Semantic Interoperability​
As information systems multiply, the need to exchange data meaningfully between different platforms becomes increasingly critical. Semantic interoperability research addresses how systems can not only exchange data but preserve its meaning across contexts.
This research area explores:
- Methods for aligning and mapping between different ontologies
- Techniques for ontology-based data integration
- Standards and protocols for semantic data exchange
- Cross-domain and cross-cultural concept representation
Our work in semantic interoperability has applications in healthcare information exchange, intelligence community data sharing, enterprise knowledge management, and international standards development. By developing principled approaches to meaning preservation across systems, we help solve some of the most challenging data integration problems facing organizations today.
Ontology Methodology​
Creating effective ontologies requires sound methodological principles. This research area develops and refines the theoretical foundations and practical techniques of ontology development.
Key aspects of our methodology research include:
- Principles for ontology design and evaluation
- Methods for capturing domain knowledge from experts
- Approaches to ontology modularization and reuse
- Balancing expressivity with computational efficiency
By advancing methodological knowledge, we help organizations develop ontologies that are logically coherent, domain-appropriate, and practically useful. Our research distinguishes between good and poor ontological choices, guiding practitioners toward solutions that will stand the test of time.
Ontology Engineering​
While methodology focuses on principles, ontology engineering addresses the practical tools and techniques needed to build, maintain, and evolve ontologies throughout their lifecycle.

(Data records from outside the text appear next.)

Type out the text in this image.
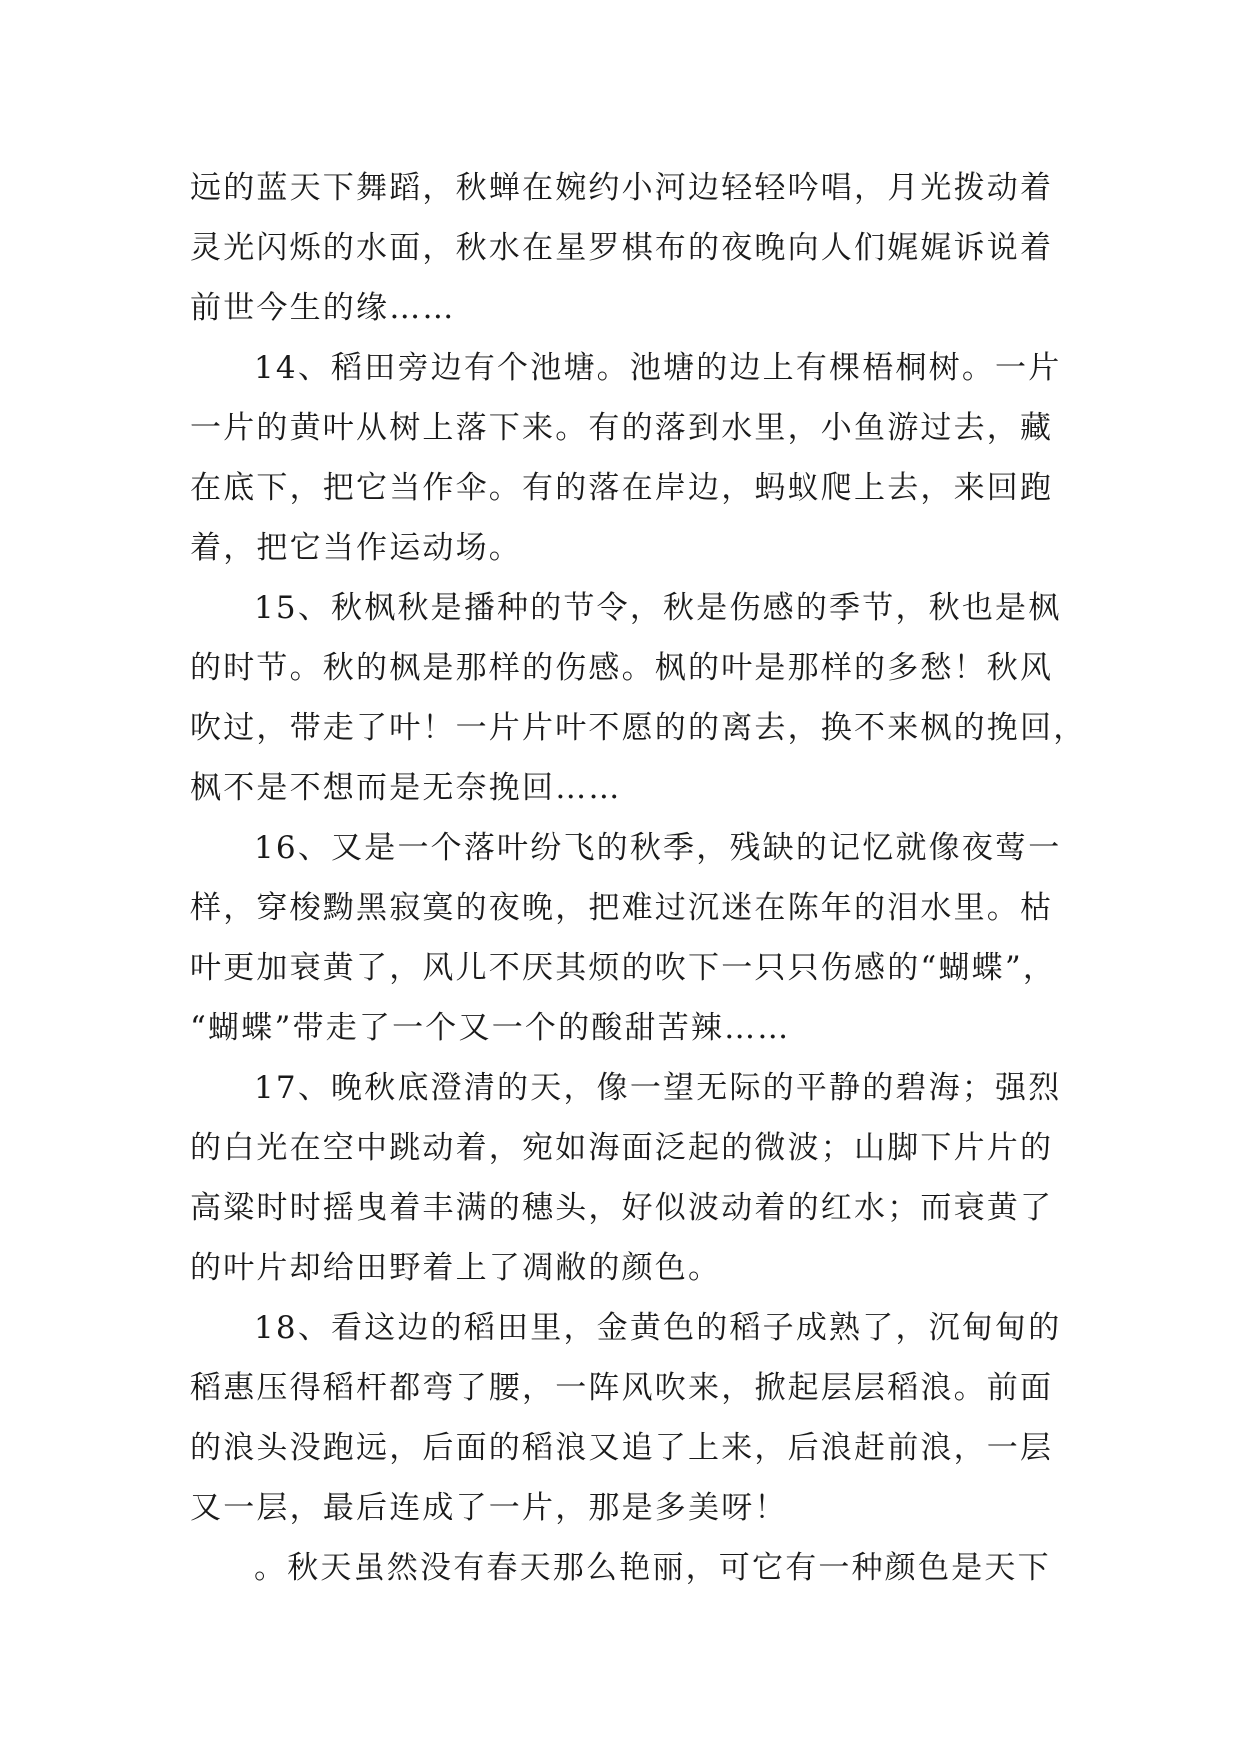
远的蓝天下舞蹈，秋蝉在婉约小河边轻轻吟唱，月光拨动着
灵光闪烁的水面，秋水在星罗棋布的夜晚向人们娓娓诉说着
前世今生的缘……

14、稻田旁边有个池塘。池塘的边上有棵梧桐树。一片
一片的黄叶从树上落下来。有的落到水里，小鱼游过去，藏
在底下，把它当作伞。有的落在岸边，蚂蚁爬上去，来回跑
着，把它当作运动场。

15、秋枫秋是播种的节令，秋是伤感的季节，秋也是枫
的时节。秋的枫是那样的伤感。枫的叶是那样的多愁！秋风
吹过，带走了叶！一片片叶不愿的的离去，换不来枫的挽回，
枫不是不想而是无奈挽回……

16、又是一个落叶纷飞的秋季，残缺的记忆就像夜莺一
样，穿梭黝黑寂寞的夜晚，把难过沉迷在陈年的泪水里。枯
叶更加衰黄了，风儿不厌其烦的吹下一只只伤感的“蝴蝶”，
“蝴蝶”带走了一个又一个的酸甜苦辣……

17、晚秋底澄清的天，像一望无际的平静的碧海；强烈
的白光在空中跳动着，宛如海面泛起的微波；山脚下片片的
高粱时时摇曳着丰满的穗头，好似波动着的红水；而衰黄了
的叶片却给田野着上了凋敝的颜色。

18、看这边的稻田里，金黄色的稻子成熟了，沉甸甸的
稻惠压得稻杆都弯了腰，一阵风吹来，掀起层层稻浪。前面
的浪头没跑远，后面的稻浪又追了上来，后浪赶前浪，一层
又一层，最后连成了一片，那是多美呀！

。秋天虽然没有春天那么艳丽，可它有一种颜色是天下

This research area encompasses:
- Development and evaluation of ontology editing tools
- Methods for ontology versioning and change management
- Techniques for automated reasoning with ontologies
- Approaches to collaborative ontology development
Our engineering research helps bridge the gap between theoretical ontology and practical implementation, ensuring that the benefits of ontological analysis can be realized in real-world systems. We work with software developers, domain experts, and end users to create ontology engineering solutions that meet practical needs while maintaining philosophical rigor.
Industrial Ontologies​
Industrial ontologies play a crucial role in optimizing processes across various sectors, including manufacturing, supply chain management, and product lifecycle management. This research area focuses on developing ontologies that facilitate efficient operations, enhance interoperability, and support decision-making in industrial contexts.
Key topics in our industrial ontology research include:
- Ontological frameworks for modeling manufacturing processes and workflows
- Integration of supply chain data through standardized ontological representations
- Lifecycle management of products using ontology-driven approaches
- Methods for ensuring data consistency and interoperability across industrial systems
By leveraging industrial ontologies, we empower organizations to streamline operations, improve collaboration, and drive innovation. Our work emphasizes practical applications that align with industry needs while maintaining a robust theoretical foundation, distinguishing NCOR's approach as both practical and philosophically sound.